4. We are people who love our spouses and care deeply for our children, but find ourselves growing distant, detached and fearful in these relationships.
5. Or we feel that everything in our lives is perfect until our sons or daughters become chemically dependent, bulimic, run away from home or attempt suicide.
6. We are the underemployed, never seeming to be able to achieve our true work potential—stuck in jobs we loathe because we’re confused, afraid or lost.
7. We are the chemically addicted, the sexually addicted and the eating disordered.
8. We are the migraine sufferers, the exercise bulimics and the high achievers with troubled marriages.
9. We are the social “stars” who feel terribly lonely amidst our wealth of friends.
10. Some of us grew up in chaotic families and were weaned on alcoholism, incest and physical, emotional and spiritual abuse.

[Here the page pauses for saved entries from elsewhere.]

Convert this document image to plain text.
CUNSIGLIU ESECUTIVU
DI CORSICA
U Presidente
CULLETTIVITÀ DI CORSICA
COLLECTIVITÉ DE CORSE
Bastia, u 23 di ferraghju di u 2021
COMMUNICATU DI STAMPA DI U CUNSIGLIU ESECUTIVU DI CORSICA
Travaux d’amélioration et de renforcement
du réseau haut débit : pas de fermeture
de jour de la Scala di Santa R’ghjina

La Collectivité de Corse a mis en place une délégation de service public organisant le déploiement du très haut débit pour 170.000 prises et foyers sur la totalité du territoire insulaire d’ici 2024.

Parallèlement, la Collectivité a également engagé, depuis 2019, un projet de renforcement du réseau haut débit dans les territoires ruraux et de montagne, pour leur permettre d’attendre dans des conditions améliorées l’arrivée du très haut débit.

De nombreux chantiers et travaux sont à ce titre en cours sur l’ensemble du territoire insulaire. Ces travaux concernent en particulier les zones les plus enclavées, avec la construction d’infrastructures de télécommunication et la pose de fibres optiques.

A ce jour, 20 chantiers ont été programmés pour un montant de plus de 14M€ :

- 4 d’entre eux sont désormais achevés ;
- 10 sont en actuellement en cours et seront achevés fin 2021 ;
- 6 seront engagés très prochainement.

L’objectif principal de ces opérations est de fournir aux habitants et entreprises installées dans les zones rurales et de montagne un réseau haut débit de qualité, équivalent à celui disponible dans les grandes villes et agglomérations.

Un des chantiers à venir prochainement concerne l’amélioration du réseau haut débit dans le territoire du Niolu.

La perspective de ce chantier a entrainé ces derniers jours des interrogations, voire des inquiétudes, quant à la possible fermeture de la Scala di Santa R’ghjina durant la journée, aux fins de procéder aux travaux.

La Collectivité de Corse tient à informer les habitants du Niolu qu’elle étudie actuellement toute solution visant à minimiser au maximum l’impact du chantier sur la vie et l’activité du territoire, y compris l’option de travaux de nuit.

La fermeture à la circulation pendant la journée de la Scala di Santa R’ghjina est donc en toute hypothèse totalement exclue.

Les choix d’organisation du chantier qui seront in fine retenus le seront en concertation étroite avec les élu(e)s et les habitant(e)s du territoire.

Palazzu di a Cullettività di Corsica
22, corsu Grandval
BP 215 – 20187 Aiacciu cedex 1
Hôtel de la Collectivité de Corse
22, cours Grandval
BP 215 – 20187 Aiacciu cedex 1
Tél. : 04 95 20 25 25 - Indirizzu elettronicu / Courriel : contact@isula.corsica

11. Some of us are especially paralyzed now because the dysfunction we experienced was so subtle (covert) that we can’t even begin to put a finger on what it was that happened to us.
12. Some of us were compared to a brother or sister who did well in school.
13. Others were led to believe that we could only have worth and value if we became plumbers or doctors, electricians, lawyers or psychologists.
14. Some walked on eggshells throughout childhood because the family was poor, Dad worked two jobs, Mom raised five kids pretty much by herself, and everyone was tired and on edge most of the time.
15. Many of us were emotionally neglected because no one was physically there for us; or because they were there for us with material things but were absent emotionally.